71 A few previous decisions of this Court have applied Durairajasingham in relation to decisions of the Tribunal made at the time that s 430(2) was in the intermediate form set out above at [67]: SZLSP at [54], [85] (I infer the intermediate form of s 430(2) was considered in SZLSP from [80] per Rares J); SZOXR v Minister for Immigration and Citizenship [2011] FCA 897; 122 ALD 346 (SZOXR) at [41]; SZSRT v Minister for Immigration and Border Protection [2013] FCA 1332 (SZSRT) at [13].

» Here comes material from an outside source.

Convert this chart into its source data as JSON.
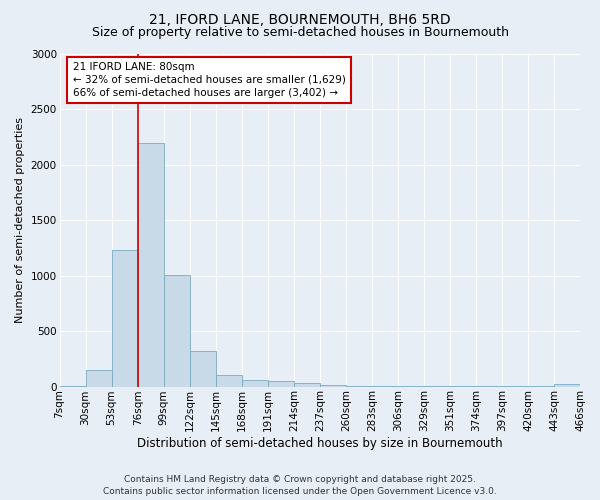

72 Given that the intermediate form of s 430(2) is not materially different from the current form of s 430(2), these decisions suggest that the proposition in Durairajasingham continues to apply to the current form of s 430(2). This conclusion is supported by a number of decisions of the Circuit Court, which, in the course of applying the current form of s 430, have applied Durairajasingham: BAJ15 v Minister for Immigration & Anor [2018] FCCA 130 at [65]; BZG17 & Anor v Minister for Immigration & Anor [2018] FCCA 1328 at [32]; BNF15 v Minister for Immigration & Anor [2019] FCCA 236 at [19]; ASG17 v Minister for Immigration & Anor [2019] FCCA 1492 at [86]. However, it does not appear that effect of s 430(2) was raised in those cases to challenge the proposition in Durairajasingham. As such, this Court may be required in the future to consider these matters in greater detail.
73 To recap, however, this debate does not influence the outcome of this case. There was no breach of s 430(1) of the Act by the Tribunal on the current facts.